All the lovely places. Bridge End, Sweet Street West, Bath Road. A wasteland. Literally. No one to hear you scream. A couple of prostitutes on the swing shift, huddled up against a wall. Offhand, smoking fags like connoisseurs. One was raddled by life, the other one looked underage, shivering, glassy skin, coming down off something. Pretty Woman it ain’t, Tracy thought. Tracy wondered if they were mother and daughter. They were on the job, she wasn’t any more, she reminded herself.

As Tracy brought the car to a halt her phone rang. Barry. Oh, for God’s sake. The only way to stop him was to speak to him.

‘Where are you?’ he asked when she answered, sounding unnecessarily peeved, like a husband.

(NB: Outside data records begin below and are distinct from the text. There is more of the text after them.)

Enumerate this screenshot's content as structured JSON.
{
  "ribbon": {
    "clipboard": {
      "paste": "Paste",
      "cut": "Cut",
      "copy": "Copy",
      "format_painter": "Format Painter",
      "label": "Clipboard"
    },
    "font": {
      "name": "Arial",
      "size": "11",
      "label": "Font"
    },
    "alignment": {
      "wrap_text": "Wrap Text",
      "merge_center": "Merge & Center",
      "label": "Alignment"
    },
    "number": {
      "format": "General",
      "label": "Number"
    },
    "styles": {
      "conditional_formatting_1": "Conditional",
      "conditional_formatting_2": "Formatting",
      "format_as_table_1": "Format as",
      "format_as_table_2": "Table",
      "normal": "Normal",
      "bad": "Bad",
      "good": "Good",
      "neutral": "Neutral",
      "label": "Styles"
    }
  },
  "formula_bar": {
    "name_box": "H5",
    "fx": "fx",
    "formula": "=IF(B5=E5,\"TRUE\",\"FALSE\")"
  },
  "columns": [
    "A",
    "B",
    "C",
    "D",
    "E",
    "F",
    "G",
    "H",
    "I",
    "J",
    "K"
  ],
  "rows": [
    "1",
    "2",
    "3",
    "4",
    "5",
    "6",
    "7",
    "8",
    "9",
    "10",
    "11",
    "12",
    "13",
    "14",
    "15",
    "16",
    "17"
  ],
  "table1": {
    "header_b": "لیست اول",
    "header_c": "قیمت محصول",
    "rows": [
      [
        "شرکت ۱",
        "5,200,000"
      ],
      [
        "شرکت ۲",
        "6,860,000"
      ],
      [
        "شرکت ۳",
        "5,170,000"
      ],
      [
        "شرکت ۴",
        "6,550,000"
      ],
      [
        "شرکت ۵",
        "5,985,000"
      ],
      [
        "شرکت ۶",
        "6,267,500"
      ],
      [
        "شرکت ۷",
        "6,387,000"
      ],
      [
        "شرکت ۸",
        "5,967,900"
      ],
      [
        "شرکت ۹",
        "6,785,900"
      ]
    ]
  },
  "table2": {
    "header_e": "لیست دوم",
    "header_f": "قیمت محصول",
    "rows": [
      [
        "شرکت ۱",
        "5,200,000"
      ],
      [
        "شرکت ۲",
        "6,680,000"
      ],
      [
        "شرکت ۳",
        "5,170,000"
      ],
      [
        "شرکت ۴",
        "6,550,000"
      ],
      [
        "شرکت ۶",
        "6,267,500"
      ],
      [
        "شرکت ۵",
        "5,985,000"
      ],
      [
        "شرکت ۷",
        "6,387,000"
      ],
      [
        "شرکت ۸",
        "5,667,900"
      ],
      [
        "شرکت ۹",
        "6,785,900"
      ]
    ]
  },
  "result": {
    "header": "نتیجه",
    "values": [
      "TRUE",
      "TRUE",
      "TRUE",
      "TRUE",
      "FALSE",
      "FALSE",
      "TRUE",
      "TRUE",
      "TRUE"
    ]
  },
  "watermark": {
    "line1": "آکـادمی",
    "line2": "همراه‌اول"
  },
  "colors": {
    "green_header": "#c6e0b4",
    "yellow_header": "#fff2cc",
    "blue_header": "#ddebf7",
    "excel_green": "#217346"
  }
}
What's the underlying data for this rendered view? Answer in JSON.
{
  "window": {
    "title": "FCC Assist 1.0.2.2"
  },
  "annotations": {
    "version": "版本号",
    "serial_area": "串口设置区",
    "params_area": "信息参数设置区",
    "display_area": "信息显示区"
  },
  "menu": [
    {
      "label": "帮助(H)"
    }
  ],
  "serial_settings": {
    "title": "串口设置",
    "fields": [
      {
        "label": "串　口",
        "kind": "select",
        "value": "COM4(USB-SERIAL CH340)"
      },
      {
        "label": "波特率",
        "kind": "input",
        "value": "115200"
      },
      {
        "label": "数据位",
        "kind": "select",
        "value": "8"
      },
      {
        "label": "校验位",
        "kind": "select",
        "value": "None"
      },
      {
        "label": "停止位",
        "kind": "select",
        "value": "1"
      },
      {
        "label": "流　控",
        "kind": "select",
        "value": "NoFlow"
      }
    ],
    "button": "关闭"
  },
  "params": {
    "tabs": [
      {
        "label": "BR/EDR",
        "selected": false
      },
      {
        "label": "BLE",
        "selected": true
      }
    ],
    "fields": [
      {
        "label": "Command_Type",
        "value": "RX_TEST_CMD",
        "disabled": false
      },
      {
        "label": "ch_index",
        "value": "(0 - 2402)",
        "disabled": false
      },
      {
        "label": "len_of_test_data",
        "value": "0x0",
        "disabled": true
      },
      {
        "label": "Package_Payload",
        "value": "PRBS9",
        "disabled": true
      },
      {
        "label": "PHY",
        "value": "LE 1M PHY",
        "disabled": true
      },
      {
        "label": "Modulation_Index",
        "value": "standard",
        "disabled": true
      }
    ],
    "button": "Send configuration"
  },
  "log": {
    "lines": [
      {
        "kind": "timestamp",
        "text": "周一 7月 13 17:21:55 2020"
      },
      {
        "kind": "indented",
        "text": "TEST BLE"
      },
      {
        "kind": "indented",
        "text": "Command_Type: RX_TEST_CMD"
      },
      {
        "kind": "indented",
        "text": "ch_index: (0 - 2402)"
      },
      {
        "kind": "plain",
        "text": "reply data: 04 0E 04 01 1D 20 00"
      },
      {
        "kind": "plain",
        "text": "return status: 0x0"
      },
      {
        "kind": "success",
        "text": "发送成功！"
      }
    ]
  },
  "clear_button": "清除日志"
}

‘Bath Road,’ she said, watching as the younger of the two women began tottering towards her car. Thigh-high boots with hooker heels, short denim cut-offs, little strappy vest, nasty jacket.

‘What are you doing there?’ Barry puzzled.

‘Looking for someone. What do you want?’

‘Did you get my messages about this Jackson bloke?’

‘Yes, I’ve got no idea who he is,’ Tracy said.

‘Want me to do something about it?’ Barry asked. The echo of Harry Reynolds’s words to her earlier. She rolled down the car window and the young prostitute, more child than woman, looked confused at the sight of her. ‘You looking for business?’ she asked doubtfully.

‘Yeah,’ Tracy said. She produced a twenty-pound note like a lure and said, ‘Different kind of business.’

‘Tracy?’ Barry said. ‘What are you up to?’

‘Nothing.’

‘I didn’t say but this Jackson bloke, whoever he is, asked about Carol Braithwaite.’

‘Carol Braithwaite? Look, I’ve got to go, Barry. I’ll phone you later.’ She snapped the phone shut and shouted, ‘Hang on,’ to the girl who had taken the money and was about to scarper. She returned reluctantly to the car and was joined by the older woman who, catching sight of Tracy, said, ‘Trace, ’ow yer doing?’